O trabalho de prevenção baseia-se na modelação de ameaças concebida para identificar quais os intervenientes com maior probabilidade de tentarem uma utilização indevida e quais os estrangulamentos que actualmente os impedem. A DeepMind diz que usa uma combinação de equipes de especialistas e ensaios clínicos randomizados para julgar se o Gemini poderia ajudar alguém a resolver esses gargalos.

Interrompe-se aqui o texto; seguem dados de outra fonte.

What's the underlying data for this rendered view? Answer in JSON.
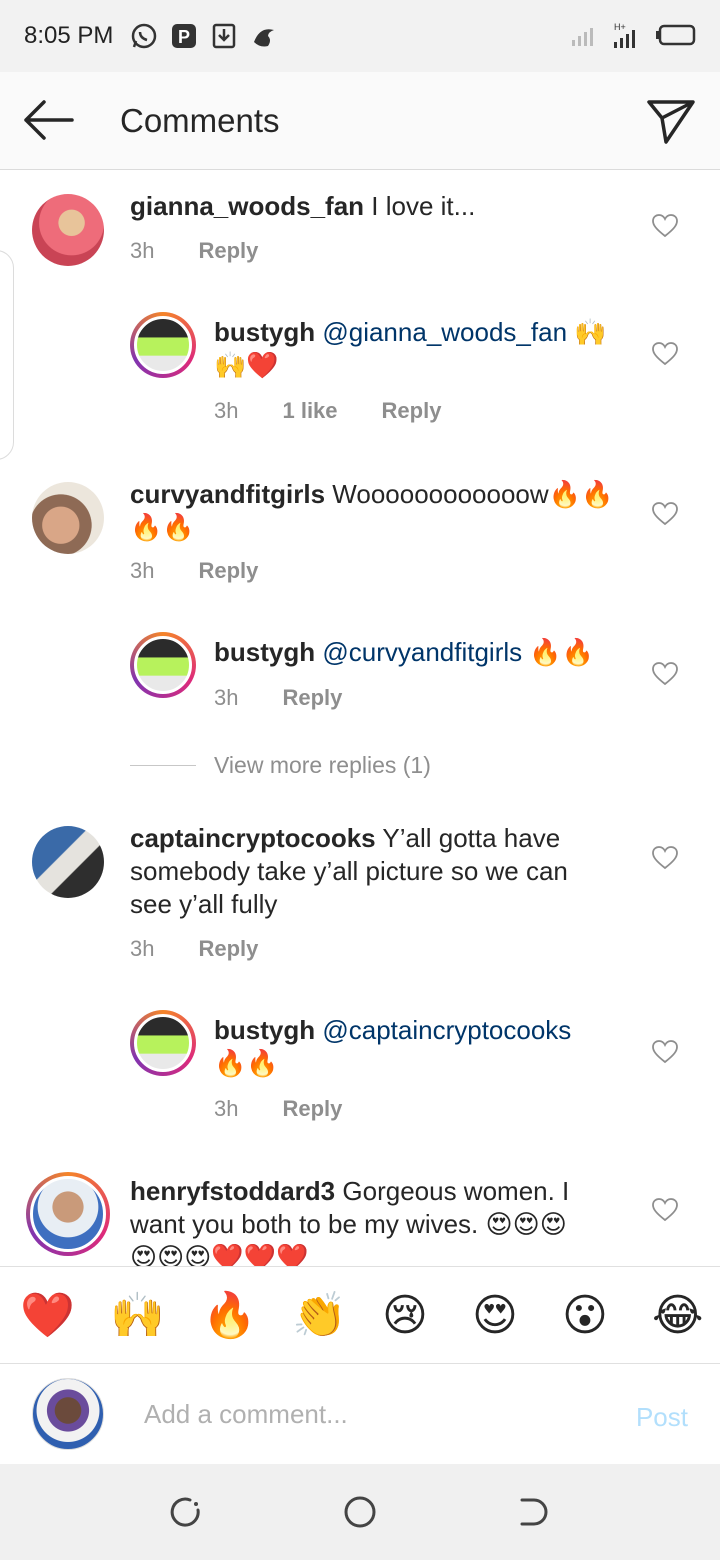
{
  "status_bar": {
    "time": "8:05 PM",
    "left_icons": [
      "whatsapp-icon",
      "p-icon",
      "download-icon",
      "hand-icon"
    ],
    "right_icons": [
      "signal-icon",
      "hplus-signal-icon",
      "battery-icon"
    ]
  },
  "header": {
    "title": "Comments",
    "back_icon": "back-arrow-icon",
    "send_icon": "direct-send-icon"
  },
  "comments": [
    {
      "username": "gianna_woods_fan",
      "text": "I love it...",
      "time": "3h",
      "reply": "Reply",
      "reply_level": 0
    },
    {
      "username": "bustygh",
      "mention": "@gianna_woods_fan",
      "text_line1": "🙌",
      "text_line2": "🙌❤️",
      "time": "3h",
      "likes": "1 like",
      "reply": "Reply",
      "reply_level": 1
    },
    {
      "username": "curvyandfitgirls",
      "text": "Woooooooooooow🔥🔥",
      "text_line2": "🔥🔥",
      "time": "3h",
      "reply": "Reply",
      "reply_level": 0
    },
    {
      "username": "bustygh",
      "mention": "@curvyandfitgirls",
      "text": "🔥🔥",
      "time": "3h",
      "reply": "Reply",
      "reply_level": 1
    },
    {
      "username": "captaincryptocooks",
      "text_line1": "Y’all gotta have",
      "text_line2": "somebody take y’all picture so we can",
      "text_line3": "see y’all fully",
      "time": "3h",
      "reply": "Reply",
      "reply_level": 0
    },
    {
      "username": "bustygh",
      "mention": "@captaincryptocooks",
      "text_line2": "🔥🔥",
      "time": "3h",
      "reply": "Reply",
      "reply_level": 1
    },
    {
      "username": "henryfstoddard3",
      "text_line1": "Gorgeous women. I",
      "text_line2": "want you both to be my wives. 😍😍😍",
      "text_line3": "😍😍😍❤️❤️❤️",
      "reply_level": 0
    }
  ],
  "view_more_replies": "View more replies (1)",
  "emoji_bar": [
    "❤️",
    "🙌",
    "🔥",
    "👏",
    "😢",
    "😍",
    "😮",
    "😂"
  ],
  "add_comment": {
    "placeholder": "Add a comment...",
    "post_label": "Post"
  },
  "nav_bar": [
    "recents-icon",
    "home-icon",
    "back-icon"
  ]
}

Os métodos pós-treinamento têm como objetivo ensinar o modelo a recusar consultas prejudiciais e, ao mesmo tempo, evitar o que a empresa chama de recusa excessiva de questões científicas legítimas, um equilíbrio que se mostrou difícil em todo o setor em geral, não apenas para a DeepMind. Classificadores e sondagens são implantados para sinalizar atividades arriscadas em tempo real, e a empresa afirma que executa análises de log direcionadas para detectar padrões de uso indevido mais sutis que os filtros automatizados podem não perceber.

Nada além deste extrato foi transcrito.